Cangı'nın verdiği bilgiye göre, bu kararla, su havzalarında suyun en yoğun olduğu, "rezervuar" olarak adlandırılan bölgeye 1 kilometre mesafede hiçbir maden işletilemeyecek.
İlgili maddesinin yürütmesi durdurulan "Su Kirliliği Kontrol Yönetmeliği" 5177 sayılı "Maden Kanunu ve Bazı Kanunlarda Değişiklik Yapılmasına İlişkin Kanun"un kabul edilmesinin ardından çıkarılmıştı.
Daha önce Danıştay 8. Dairesi, yönetmeliğin su havzalarındaki "mutlak koruma alanını" 300 metreden 100 metreye düşüren ve havzada daha geniş bir alanda madencilik yapılmasına izin veren maddesinin de yürütmesini durdurmuştu.
Cangı: Asıl sorun Maden Yasası
Cangı, asıl sorunun 5177 sayılı Maden Kanunu olduğunu, bu yasayla ilgili yürütmeyi durdurma ve iptal isteminin 2004 yılından beri Anayasa Mahkemesinde bulunduğunu anımsattı. "Anayasa Mahkemesi 2004'ten beri bir karar veremedi. Ama her an karar verebilir. Anayasa'ya aykırılık nedeniyle iptal kararı çıkarsa, Türkiye'de çok şey değişir" dedi.
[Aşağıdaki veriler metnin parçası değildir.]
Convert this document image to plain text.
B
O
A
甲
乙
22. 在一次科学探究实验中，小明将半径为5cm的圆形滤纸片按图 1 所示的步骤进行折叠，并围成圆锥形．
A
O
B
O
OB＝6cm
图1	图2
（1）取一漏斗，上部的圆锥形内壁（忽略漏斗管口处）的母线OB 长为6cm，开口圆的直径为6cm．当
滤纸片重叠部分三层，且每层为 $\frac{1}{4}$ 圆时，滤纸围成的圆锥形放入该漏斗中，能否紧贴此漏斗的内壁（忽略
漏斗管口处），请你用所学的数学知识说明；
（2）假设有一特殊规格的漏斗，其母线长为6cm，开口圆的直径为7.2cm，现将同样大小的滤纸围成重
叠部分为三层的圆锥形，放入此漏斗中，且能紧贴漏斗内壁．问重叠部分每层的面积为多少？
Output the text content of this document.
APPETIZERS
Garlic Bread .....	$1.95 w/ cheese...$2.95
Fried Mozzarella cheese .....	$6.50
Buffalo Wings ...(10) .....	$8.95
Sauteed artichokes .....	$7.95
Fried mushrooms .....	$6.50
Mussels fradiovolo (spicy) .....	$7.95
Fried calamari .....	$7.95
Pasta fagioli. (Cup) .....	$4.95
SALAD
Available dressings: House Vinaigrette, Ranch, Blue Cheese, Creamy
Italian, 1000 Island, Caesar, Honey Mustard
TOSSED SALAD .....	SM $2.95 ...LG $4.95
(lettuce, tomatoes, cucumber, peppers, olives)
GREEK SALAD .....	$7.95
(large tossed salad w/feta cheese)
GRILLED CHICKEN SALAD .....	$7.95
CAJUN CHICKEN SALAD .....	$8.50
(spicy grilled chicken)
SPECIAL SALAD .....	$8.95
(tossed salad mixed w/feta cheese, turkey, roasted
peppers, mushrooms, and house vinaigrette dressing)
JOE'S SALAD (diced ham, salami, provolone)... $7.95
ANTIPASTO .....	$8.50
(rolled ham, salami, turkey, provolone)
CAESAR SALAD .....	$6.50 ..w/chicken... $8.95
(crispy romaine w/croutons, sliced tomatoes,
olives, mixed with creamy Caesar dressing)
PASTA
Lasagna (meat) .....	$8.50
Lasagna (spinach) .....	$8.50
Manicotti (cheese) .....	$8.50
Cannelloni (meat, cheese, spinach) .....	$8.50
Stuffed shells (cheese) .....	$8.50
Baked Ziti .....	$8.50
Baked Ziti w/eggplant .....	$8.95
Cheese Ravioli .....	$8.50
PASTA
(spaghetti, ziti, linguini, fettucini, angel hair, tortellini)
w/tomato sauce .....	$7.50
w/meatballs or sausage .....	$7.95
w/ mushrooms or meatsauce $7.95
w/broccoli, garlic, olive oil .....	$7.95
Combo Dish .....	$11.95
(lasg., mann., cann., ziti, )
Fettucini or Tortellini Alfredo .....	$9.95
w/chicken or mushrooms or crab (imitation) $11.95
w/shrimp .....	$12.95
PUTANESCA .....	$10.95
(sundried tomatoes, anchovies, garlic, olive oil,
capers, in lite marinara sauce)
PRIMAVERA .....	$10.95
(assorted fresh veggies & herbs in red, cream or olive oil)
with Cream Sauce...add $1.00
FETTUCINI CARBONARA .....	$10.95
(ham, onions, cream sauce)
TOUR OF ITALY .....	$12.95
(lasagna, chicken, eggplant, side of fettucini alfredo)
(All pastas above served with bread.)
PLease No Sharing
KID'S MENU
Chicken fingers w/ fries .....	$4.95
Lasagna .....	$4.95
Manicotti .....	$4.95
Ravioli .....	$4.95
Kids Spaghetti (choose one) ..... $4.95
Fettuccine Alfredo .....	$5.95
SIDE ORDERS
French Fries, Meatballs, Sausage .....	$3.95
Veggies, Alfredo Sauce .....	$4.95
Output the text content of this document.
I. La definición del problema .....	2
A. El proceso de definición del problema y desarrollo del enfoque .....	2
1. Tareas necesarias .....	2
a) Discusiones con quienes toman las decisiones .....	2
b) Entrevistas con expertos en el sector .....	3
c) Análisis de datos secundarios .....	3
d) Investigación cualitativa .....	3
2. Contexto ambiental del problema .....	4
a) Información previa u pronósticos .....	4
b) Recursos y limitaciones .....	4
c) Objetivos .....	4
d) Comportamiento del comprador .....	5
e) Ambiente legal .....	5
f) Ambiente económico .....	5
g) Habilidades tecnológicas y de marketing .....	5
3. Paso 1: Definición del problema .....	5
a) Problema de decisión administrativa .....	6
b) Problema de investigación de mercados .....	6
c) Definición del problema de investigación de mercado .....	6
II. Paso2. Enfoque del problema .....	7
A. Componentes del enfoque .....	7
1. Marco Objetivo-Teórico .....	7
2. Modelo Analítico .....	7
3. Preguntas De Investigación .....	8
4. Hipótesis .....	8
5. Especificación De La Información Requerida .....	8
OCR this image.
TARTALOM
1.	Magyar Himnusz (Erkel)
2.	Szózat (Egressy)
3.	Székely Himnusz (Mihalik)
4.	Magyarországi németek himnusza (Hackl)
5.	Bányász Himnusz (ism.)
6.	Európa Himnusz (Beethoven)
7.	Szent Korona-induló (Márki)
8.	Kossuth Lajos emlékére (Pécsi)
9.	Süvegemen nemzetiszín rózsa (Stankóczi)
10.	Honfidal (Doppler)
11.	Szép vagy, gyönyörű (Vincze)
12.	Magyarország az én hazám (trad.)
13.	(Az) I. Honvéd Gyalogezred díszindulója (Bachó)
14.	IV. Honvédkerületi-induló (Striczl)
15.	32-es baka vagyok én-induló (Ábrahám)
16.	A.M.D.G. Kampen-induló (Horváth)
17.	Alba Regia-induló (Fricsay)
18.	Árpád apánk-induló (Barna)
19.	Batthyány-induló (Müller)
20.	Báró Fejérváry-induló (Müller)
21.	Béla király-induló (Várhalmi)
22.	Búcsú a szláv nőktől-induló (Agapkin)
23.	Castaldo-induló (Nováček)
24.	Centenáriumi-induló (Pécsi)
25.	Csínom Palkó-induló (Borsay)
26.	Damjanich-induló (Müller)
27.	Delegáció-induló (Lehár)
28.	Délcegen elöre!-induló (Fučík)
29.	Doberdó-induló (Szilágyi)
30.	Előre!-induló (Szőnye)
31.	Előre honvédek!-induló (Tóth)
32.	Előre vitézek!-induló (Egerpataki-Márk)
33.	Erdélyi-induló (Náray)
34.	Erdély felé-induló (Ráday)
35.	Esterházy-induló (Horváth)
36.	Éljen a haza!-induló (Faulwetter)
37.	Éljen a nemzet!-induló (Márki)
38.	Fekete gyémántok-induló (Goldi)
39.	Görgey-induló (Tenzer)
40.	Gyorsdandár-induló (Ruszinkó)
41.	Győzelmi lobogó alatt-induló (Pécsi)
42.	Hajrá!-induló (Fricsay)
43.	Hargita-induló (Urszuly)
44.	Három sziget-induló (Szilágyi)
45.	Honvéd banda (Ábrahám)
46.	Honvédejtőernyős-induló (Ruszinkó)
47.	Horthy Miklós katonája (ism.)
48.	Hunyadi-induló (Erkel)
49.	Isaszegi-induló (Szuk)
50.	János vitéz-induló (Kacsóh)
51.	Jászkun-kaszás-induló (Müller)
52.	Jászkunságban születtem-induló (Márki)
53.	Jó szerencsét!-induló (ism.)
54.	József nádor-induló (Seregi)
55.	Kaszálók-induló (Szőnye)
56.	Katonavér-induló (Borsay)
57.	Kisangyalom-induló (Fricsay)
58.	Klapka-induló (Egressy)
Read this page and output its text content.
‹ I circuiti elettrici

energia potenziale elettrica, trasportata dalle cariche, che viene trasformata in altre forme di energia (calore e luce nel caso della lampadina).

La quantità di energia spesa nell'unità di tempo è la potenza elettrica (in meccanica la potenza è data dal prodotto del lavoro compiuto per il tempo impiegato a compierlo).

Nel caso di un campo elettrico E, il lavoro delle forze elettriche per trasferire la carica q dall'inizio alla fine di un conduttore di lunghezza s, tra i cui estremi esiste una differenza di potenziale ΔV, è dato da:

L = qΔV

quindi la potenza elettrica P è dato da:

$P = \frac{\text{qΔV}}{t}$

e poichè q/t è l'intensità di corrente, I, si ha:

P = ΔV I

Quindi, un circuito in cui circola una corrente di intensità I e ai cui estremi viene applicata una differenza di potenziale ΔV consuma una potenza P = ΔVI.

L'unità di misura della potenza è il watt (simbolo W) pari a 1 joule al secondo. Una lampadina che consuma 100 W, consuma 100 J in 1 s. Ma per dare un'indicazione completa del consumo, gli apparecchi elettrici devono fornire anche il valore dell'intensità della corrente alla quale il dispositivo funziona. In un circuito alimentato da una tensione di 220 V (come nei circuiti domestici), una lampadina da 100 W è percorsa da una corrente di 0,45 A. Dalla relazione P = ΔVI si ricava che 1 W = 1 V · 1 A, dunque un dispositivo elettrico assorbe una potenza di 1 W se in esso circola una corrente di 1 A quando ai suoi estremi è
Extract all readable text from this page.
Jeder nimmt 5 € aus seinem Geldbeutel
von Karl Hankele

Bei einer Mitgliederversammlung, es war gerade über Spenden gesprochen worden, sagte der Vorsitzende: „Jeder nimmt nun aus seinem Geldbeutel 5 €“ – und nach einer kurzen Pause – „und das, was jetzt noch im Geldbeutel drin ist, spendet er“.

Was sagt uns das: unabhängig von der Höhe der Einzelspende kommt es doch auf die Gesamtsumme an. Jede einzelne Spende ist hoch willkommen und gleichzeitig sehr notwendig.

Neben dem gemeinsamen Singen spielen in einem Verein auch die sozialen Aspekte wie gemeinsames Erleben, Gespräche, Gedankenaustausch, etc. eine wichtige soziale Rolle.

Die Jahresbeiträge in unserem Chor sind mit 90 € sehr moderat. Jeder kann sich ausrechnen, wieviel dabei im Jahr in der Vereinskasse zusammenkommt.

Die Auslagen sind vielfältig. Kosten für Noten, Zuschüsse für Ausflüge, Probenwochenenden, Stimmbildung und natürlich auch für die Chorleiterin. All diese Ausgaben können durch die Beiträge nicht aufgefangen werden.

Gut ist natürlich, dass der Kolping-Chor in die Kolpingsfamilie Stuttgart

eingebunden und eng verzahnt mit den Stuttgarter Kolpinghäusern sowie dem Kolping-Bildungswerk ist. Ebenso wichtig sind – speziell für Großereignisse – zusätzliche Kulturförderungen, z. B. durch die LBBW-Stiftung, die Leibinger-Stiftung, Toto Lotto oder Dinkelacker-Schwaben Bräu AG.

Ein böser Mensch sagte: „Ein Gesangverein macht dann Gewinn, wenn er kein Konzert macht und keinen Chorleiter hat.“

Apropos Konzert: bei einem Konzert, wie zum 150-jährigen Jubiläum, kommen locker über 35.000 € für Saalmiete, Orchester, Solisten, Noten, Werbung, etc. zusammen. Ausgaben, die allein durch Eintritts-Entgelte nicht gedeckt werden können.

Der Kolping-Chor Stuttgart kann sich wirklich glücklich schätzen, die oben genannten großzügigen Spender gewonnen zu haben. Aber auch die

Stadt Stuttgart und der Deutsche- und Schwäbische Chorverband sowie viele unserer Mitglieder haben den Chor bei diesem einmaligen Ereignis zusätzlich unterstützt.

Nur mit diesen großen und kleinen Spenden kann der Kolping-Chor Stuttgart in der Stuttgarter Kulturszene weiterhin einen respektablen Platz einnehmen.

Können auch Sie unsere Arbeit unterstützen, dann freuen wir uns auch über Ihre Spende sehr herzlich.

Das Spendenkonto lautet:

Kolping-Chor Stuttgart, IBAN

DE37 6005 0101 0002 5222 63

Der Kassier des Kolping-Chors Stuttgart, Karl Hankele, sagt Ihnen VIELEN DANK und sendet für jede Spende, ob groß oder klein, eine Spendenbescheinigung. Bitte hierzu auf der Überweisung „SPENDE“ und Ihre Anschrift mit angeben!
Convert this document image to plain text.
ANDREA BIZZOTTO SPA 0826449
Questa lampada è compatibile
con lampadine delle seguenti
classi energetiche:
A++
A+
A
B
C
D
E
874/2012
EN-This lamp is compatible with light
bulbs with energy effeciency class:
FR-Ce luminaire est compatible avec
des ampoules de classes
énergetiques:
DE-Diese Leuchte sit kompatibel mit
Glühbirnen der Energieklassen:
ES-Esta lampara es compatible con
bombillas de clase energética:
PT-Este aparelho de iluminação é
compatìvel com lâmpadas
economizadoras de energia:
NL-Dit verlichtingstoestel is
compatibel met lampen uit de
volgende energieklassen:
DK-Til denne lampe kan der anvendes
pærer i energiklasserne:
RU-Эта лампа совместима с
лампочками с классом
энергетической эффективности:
Cangı, söz konusu yasayla, doğal ve kültürel değerler yok sayıldığını, su havzalarının da madencilik faaliyetlerine açıldığını, petrol ve jeotermal kaynak ve maden arama faaliyetlerinin Çevresel Etki Değerlendirme (ÇED) kapsamı dışına çıkarıldığını, ÇED yapılmadan verilen arama izinleriyle toplam rezervin yüzde 10'unun işletilmesine ve satışına olanak sağlandığını söyledi.